Northwest Institute of Nuclear Technology, Xi’an 710024, Shaanxi, China

摘要

摘要: 人工智能方法是预测爆炸荷载的新手段，但现有方法主要用于预测爆炸冲击波的超压峰值或冲量，而预测反射超压时程的研究不多。针对这一问题，以平面冲击波绕射桥梁主梁为对象，提出了一种基于主成分分析（principal components analysis, PCA）和误差反向传播神经网络（backpropagation neural network, BPNN）的桥梁爆炸冲击波反射超压时程的预测模型。该预测模型利用PCA降维处理时程数据，基于多任务学习的BPNN算法，提出了考虑超压峰值和冲量峰值影响的损失函数，使模型能有效预测不同入射超压下的桥梁冲击波荷载时程。通过分析多任务学习模型、多输入单输出模型和多输入多输出模型等三种BPNN模型，发现多任务学习模型的预测精度最高，而多输入多输出模型难以有效适应当前预测任务需求。采用多任务学习模型预测得到的桥梁表面各测点位置的反射超压时程、超压峰值精度较高，R²分别为0.792和0.987，作用在箱梁上的合力时程和扭矩时程预测值也与数值模拟值较为吻合。同时，该模型在对内插值预测的表现优于外推值预测，但其在预测外推值方面同样展现出了一定的能力。
- 爆炸荷载预测 /
- 反射超压时程 /
- 误差反向传播神经网络 /
- 主成分分析 /
- 多任务学习
Abstract: Facing the challenges of accurate and effective prediction under extreme loads, machine learning has gradually demonstrated its potential to replace traditional methods. Existing approaches primarily focus on predicting the peak overpressure or impulse of explosive shock waves, with limited research on predicting the reflected overpressure time history.
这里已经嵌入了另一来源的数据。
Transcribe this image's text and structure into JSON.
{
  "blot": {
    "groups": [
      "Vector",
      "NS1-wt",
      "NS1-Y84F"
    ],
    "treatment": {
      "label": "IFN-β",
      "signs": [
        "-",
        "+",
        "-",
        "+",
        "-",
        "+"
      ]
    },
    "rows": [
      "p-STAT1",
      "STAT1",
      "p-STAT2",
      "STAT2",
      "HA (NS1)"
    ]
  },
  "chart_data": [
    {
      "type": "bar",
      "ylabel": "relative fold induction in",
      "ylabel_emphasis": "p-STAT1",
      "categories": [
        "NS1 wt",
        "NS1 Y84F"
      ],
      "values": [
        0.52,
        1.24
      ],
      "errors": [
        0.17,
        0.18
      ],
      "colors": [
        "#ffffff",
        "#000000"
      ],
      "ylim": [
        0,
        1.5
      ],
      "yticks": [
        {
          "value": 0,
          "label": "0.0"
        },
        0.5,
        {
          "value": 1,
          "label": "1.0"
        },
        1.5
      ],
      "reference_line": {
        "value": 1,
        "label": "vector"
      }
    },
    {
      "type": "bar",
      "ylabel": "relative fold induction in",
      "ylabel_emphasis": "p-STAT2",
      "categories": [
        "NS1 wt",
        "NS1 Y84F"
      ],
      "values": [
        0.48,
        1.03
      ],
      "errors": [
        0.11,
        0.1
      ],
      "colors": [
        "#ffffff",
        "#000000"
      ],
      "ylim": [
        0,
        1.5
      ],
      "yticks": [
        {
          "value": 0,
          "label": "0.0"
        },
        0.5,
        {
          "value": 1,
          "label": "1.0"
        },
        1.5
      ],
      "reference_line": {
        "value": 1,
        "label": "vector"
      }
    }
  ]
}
Load-time history prediction encompasses not only the peak overpressure but also embraces various multi-dimensional information including duration, waveform, and impulse, thereby offering a more comprehensive depiction of the dynamic temporal and spatial characteristics of shock waves. To address this issue, a prediction model for bridge surface reflected overpressure time history is proposed, targeting a planar shock wave diffracting around a bridge section. This model is based on Principal Component Analysis (PCA) and Backpropagation Neural Network (BPNN) algorithm with multi-task learning. A loss function considering the impact of peak overpressure and maximum impulse is introduced to fully consider the potential correlations between different modes after PCA dimension reduction. This enables the model to effectively predict bridge shock wave load time histories under varying incident overpressure. Through the analysis of three types of BPNN models - multitask learning model, multi-input single-output model, and multi-input multi-output model - it was found that the multitask learning model has the highest prediction accuracy, while the multi-input multi-output model struggles to effectively adapt to the current predictive task requirements. The multitask learning model, used for predicting, achieves high precision in forecasting the time history of reflected overpressure at various measurement points on the bridge surface and the peak overpressure values, with R² values of 0.792 and 0.987. It also closely matches the simulation values in predicting the time history of combined forces and torque acting on the box girder. Additionally, this model performs better in interpolative value prediction than in extrapolative value prediction, but it also demonstrates a certain capability in predicting extrapolative values.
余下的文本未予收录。